Well, this week we had not been too correct about predicting market direction, the KLCI moved up by +36.7pts closing 1,141.75 just now. This week we had also turn bullish on the market for the first time since we had started this blog. Although many people that we spoke to did not agree with our view but we are still sticking to our opinion for the mean time. Concurrent with our change of mode, we are putting some investment in equities unit trust to set things in motion so that we have a position in equities if and when the stock market rebounds. We've chose a slightly more aggressive fund (Public Equity Fund) which focuses on KLCI blue chips and growth stocks. From our selection, one can tell that we are not entirely ultra bullish or super conservative, we neither chose a small cap fund/sector funds nor balanced funds. Our selection of stock is purely to gain exposure on the stock market with slight biasness to growth and KLCI-following.


So what went wrong with our prediction? Mainly, the easing of global oil prices. Oil prices are now trading US$135/barrel (-10%) from the high of US$150/barrel in early July 2008. Of the reason given for the easing of oil pressures were [1] higher US$ vs other major currencies, [2] expected global slow down which could soften oil demand [3] no supply disruptions as hurricane Dolly misses the refineries in the Gulf of Mexico (YouInvest feels sorry for those hit by Dolly). [4] US law-makers are setting in more requirements for crude oil futures trading to curb over-speculation.


On the domestic front, although corporate results weren't the brightest of all, but the re-negotiation of IPP (Independent Power Producers) on their power-purchasing agreement has put in glimpse of hope in the power producing industry. Recall that previously IPPs were required to pay wind-fall taxes beginning this month, we believe some profitability will be restored within the power sector following the changes in the new power-purchasing agreement.

Most probably when you read this article, you would have already known the outcome of Malaysian interest rate. However in our opinion, there should be NO rate hike because:



  1. The government need to do some "politically-correct measures" to ease burden on general public.

  2. Oil prices has receeded from its high by almost 12% and potentially could go down even more if US puts additional restrictions to trading activities of oil futures.

  3. Latest interest rate on mortgages have already priced in the 25-50bps increment, that is to say that the market has already priced inflation ahead of the central bank rates, hence, no point doing it.

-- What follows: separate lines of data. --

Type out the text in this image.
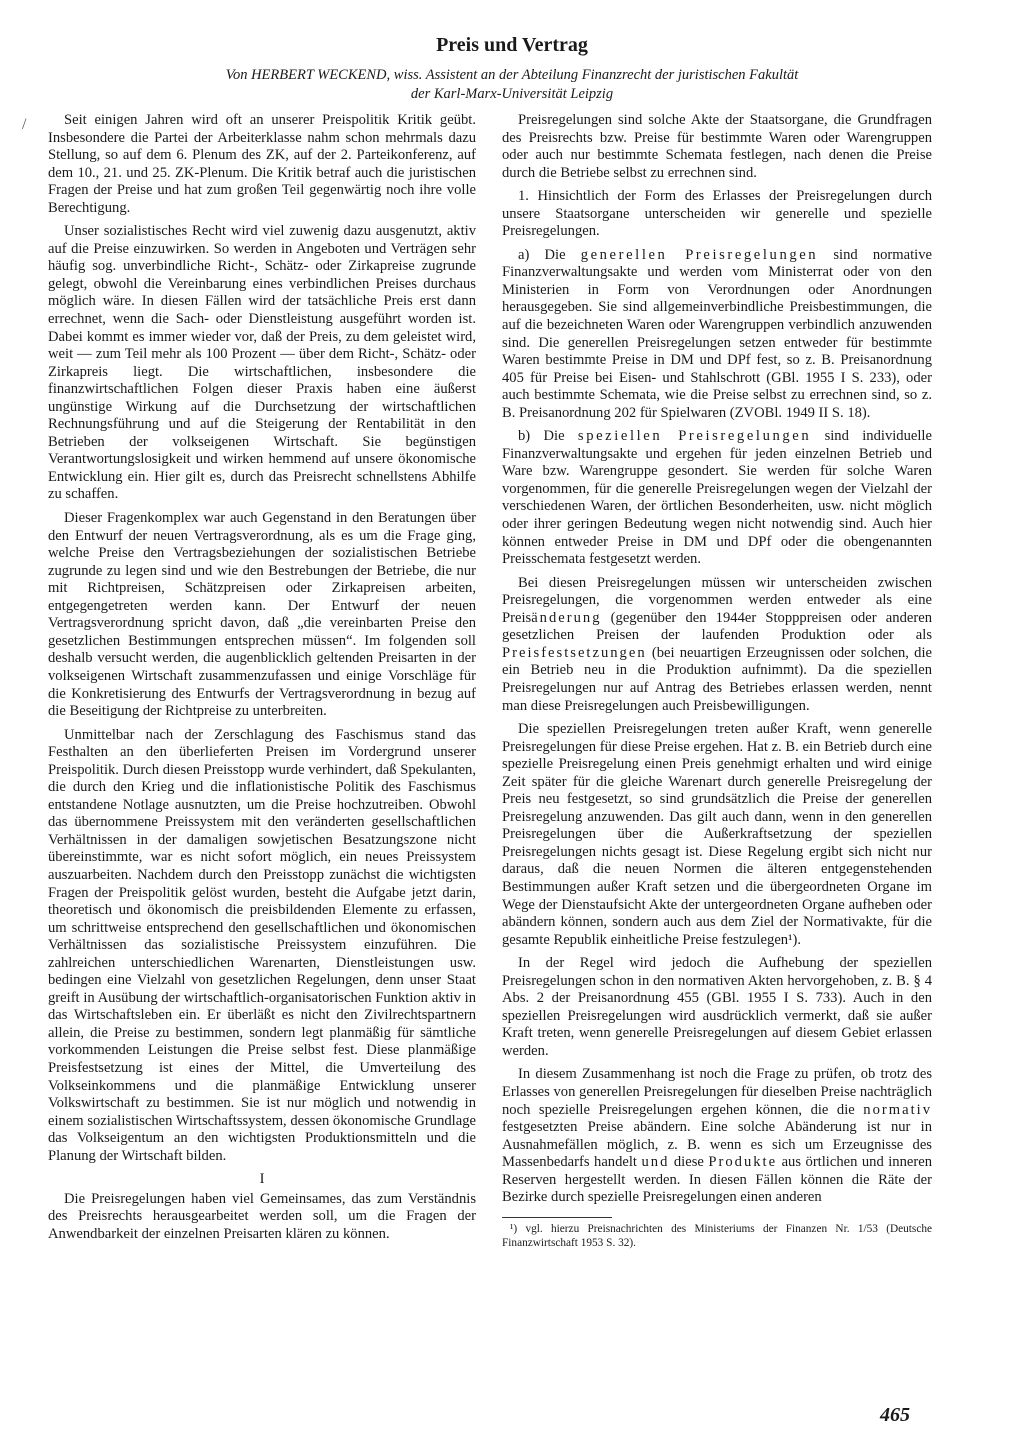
Preis und Vertrag

Von HERBERT WECKEND, wiss. Assistent an der Abteilung Finanzrecht der juristischen Fakultät

der Karl-Marx-Universität Leipzig

/	Seit einigen Jahren wird oft an unserer Preispolitik Kritik geübt. Insbesondere die Partei der Arbeiterklasse nahm schon mehrmals dazu Stellung, so auf dem 6. Plenum des ZK, auf der 2. Parteikonferenz, auf dem 10., 21. und 25. ZK-Plenum. Die Kritik betraf auch die juristischen Fragen der Preise und hat zum großen Teil gegenwärtig noch ihre volle Berechtigung.

Unser sozialistisches Recht wird viel zuwenig dazu ausgenutzt, aktiv auf die Preise einzuwirken. So werden in Angeboten und Verträgen sehr häufig sog. unverbindliche Richt-, Schätz- oder Zirkapreise zugrunde gelegt, obwohl die Vereinbarung eines verbindlichen Preises durchaus möglich wäre. In diesen Fällen wird der tatsächliche Preis erst dann errechnet, wenn die Sach- oder Dienstleistung ausgeführt worden ist. Dabei kommt es immer wieder vor, daß der Preis, zu dem geleistet wird, weit — zum Teil mehr als 100 Prozent — über dem Richt-, Schätz- oder Zirkapreis liegt. Die wirtschaftlichen, insbesondere die finanzwirtschaftlichen Folgen dieser Praxis haben eine äußerst ungünstige Wirkung auf die Durchsetzung der wirtschaftlichen Rechnungsführung und auf die Steigerung der Rentabilität in den Betrieben der volkseigenen Wirtschaft. Sie begünstigen Verantwortungslosigkeit und wirken hemmend auf unsere ökonomische Entwicklung ein. Hier gilt es, durch das Preisrecht schnellstens Abhilfe zu schaffen.

Dieser Fragenkomplex war auch Gegenstand in den Beratungen über den Entwurf der neuen Vertragsverordnung, als es um die Frage ging, welche Preise den Vertragsbeziehungen der sozialistischen Betriebe zugrunde zu legen sind und wie den Bestrebungen der Betriebe, die nur mit Richtpreisen, Schätzpreisen oder Zirkapreisen arbeiten, entgegengetreten werden kann. Der Entwurf der neuen Vertragsverordnung spricht davon, daß „die vereinbarten Preise den gesetzlichen Bestimmungen entsprechen müssen“. Im folgenden soll deshalb versucht werden, die augenblicklich geltenden Preisarten in der volkseigenen Wirtschaft zusammenzufassen und einige Vorschläge für die Konkretisierung des Entwurfs der Vertragsverordnung in bezug auf die Beseitigung der Richtpreise zu unterbreiten.

Unmittelbar nach der Zerschlagung des Faschismus stand das Festhalten an den überlieferten Preisen im Vordergrund unserer Preispolitik. Durch diesen Preisstopp wurde verhindert, daß Spekulanten, die durch den Krieg und die inflationistische Politik des Faschismus entstandene Notlage ausnutzten, um die Preise hochzutreiben. Obwohl das übernommene Preissystem mit den veränderten gesellschaftlichen Verhältnissen in der damaligen sowjetischen Besatzungszone nicht übereinstimmte, war es nicht sofort möglich, ein neues Preissystem auszuarbeiten. Nachdem durch den Preisstopp zunächst die wichtigsten Fragen der Preispolitik gelöst wurden, besteht die Aufgabe jetzt darin, theoretisch und ökonomisch die preisbildenden Elemente zu erfassen, um schrittweise entsprechend den gesellschaftlichen und ökonomischen Verhältnissen das sozialistische Preissystem einzuführen. Die zahlreichen unterschiedlichen Warenarten, Dienstleistungen usw. bedingen eine Vielzahl von gesetzlichen Regelungen, denn unser Staat greift in Ausübung der wirtschaftlich-organisatorischen Funktion aktiv in das Wirtschaftsleben ein. Er überläßt es nicht den Zivilrechtspartnern allein, die Preise zu bestimmen, sondern legt planmäßig für sämtliche vorkommenden Leistungen die Preise selbst fest. Diese planmäßige Preisfestsetzung ist eines der Mittel, die Umverteilung des Volkseinkommens und die planmäßige Entwicklung unserer Volkswirtschaft zu bestimmen. Sie ist nur möglich und notwendig in einem sozialistischen Wirtschaftssystem, dessen ökonomische Grundlage das Volkseigentum an den wichtigsten Produktionsmitteln und die Planung der Wirtschaft bilden.

I

Die Preisregelungen haben viel Gemeinsames, das zum Verständnis des Preisrechts herausgearbeitet werden soll, um die Fragen der Anwendbarkeit der einzelnen Preisarten klären zu können.

Preisregelungen sind solche Akte der Staatsorgane, die Grundfragen des Preisrechts bzw. Preise für bestimmte Waren oder Warengruppen oder auch nur bestimmte Schemata festlegen, nach denen die Preise durch die Betriebe selbst zu errechnen sind.

1. Hinsichtlich der Form des Erlasses der Preisregelungen durch unsere Staatsorgane unterscheiden wir generelle und spezielle Preisregelungen.

a) Die generellen Preisregelungen sind normative Finanzverwaltungsakte und werden vom Ministerrat oder von den Ministerien in Form von Verordnungen oder Anordnungen herausgegeben. Sie sind allgemeinverbindliche Preisbestimmungen, die auf die bezeichneten Waren oder Warengruppen verbindlich anzuwenden sind. Die generellen Preisregelungen setzen entweder für bestimmte Waren bestimmte Preise in DM und DPf fest, so z. B. Preisanordnung 405 für Preise bei Eisen- und Stahlschrott (GBl. 1955 I S. 233), oder auch bestimmte Schemata, wie die Preise selbst zu errechnen sind, so z. B. Preisanordnung 202 für Spielwaren (ZVOBl. 1949 II S. 18).

b) Die speziellen Preisregelungen sind individuelle Finanzverwaltungsakte und ergehen für jeden einzelnen Betrieb und Ware bzw. Warengruppe gesondert. Sie werden für solche Waren vorgenommen, für die generelle Preisregelungen wegen der Vielzahl der verschiedenen Waren, der örtlichen Besonderheiten, usw. nicht möglich oder ihrer geringen Bedeutung wegen nicht notwendig sind. Auch hier können entweder Preise in DM und DPf oder die obengenannten Preisschemata festgesetzt werden.

Bei diesen Preisregelungen müssen wir unterscheiden zwischen Preisregelungen, die vorgenommen werden entweder als eine Preisänderung (gegenüber den 1944er Stopppreisen oder anderen gesetzlichen Preisen der laufenden Produktion oder als Preisfestsetzungen (bei neuartigen Erzeugnissen oder solchen, die ein Betrieb neu in die Produktion aufnimmt). Da die speziellen Preisregelungen nur auf Antrag des Betriebes erlassen werden, nennt man diese Preisregelungen auch Preisbewilligungen.

Die speziellen Preisregelungen treten außer Kraft, wenn generelle Preisregelungen für diese Preise ergehen. Hat z. B. ein Betrieb durch eine spezielle Preisregelung einen Preis genehmigt erhalten und wird einige Zeit später für die gleiche Warenart durch generelle Preisregelung der Preis neu festgesetzt, so sind grundsätzlich die Preise der generellen Preisregelung anzuwenden. Das gilt auch dann, wenn in den generellen Preisregelungen über die Außerkraftsetzung der speziellen Preisregelungen nichts gesagt ist. Diese Regelung ergibt sich nicht nur daraus, daß die neuen Normen die älteren entgegenstehenden Bestimmungen außer Kraft setzen und die übergeordneten Organe im Wege der Dienstaufsicht Akte der untergeordneten Organe aufheben oder abändern können, sondern auch aus dem Ziel der Normativakte, für die gesamte Republik einheitliche Preise festzulegen¹).

In der Regel wird jedoch die Aufhebung der speziellen Preisregelungen schon in den normativen Akten hervorgehoben, z. B. § 4 Abs. 2 der Preisanordnung 455 (GBl. 1955 I S. 733). Auch in den speziellen Preisregelungen wird ausdrücklich vermerkt, daß sie außer Kraft treten, wenn generelle Preisregelungen auf diesem Gebiet erlassen werden.

In diesem Zusammenhang ist noch die Frage zu prüfen, ob trotz des Erlasses von generellen Preisregelungen für dieselben Preise nachträglich noch spezielle Preisregelungen ergehen können, die die normativ festgesetzten Preise abändern. Eine solche Abänderung ist nur in Ausnahmefällen möglich, z. B. wenn es sich um Erzeugnisse des Massenbedarfs handelt und diese Produkte aus örtlichen und inneren Reserven hergestellt werden. In diesen Fällen können die Räte der Bezirke durch spezielle Preisregelungen einen anderen

¹) vgl. hierzu Preisnachrichten des Ministeriums der Finanzen Nr. 1/53 (Deutsche Finanzwirtschaft 1953 S. 32).

465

  4. Leaving the interest rate unchanged could be the prelude for potential goodies in the up-coming Budget 2009 announcement in August.

If you read point number 1,2,4 again, that would also give you the reason why we had turn bullish this week. Fingers crossed on Budget 2009 [we are expecting a people friendly budget this time around, fingers ] :) (check out our wish list in the next posting)

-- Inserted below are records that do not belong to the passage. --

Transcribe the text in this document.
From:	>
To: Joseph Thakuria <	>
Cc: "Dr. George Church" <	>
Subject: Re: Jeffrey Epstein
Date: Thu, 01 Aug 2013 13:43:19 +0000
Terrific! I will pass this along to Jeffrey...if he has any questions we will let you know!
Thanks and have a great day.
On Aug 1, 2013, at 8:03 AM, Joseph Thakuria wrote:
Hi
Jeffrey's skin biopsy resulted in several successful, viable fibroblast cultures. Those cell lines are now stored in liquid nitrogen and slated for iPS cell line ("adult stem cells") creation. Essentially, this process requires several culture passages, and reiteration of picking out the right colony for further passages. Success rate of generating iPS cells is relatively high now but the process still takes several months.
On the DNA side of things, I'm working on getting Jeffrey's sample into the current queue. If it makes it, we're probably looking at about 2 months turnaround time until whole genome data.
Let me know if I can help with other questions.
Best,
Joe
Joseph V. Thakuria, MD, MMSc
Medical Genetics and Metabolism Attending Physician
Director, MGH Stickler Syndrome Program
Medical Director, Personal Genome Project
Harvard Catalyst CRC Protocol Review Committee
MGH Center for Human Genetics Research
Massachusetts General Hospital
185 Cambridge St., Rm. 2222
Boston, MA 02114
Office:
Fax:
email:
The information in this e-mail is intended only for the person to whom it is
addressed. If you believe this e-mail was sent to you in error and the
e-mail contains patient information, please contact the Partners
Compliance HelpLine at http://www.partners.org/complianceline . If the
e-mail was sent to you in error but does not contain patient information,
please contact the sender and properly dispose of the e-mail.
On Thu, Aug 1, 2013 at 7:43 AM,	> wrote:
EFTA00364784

Recommendations: For first time investors, we are recommending to allocate 10% of the funds into pure equities unit trust. For those who have already invested and still making losses, we would advise to average down bit by bit.

Strategy: We will be increasing our portfolio in equities if there are any dips. Any dips of -50pts and below will be a good opportunity to buy. We are still waiting for even stronger buy signals and recoveries in the political scene to invest in equities even further than present level.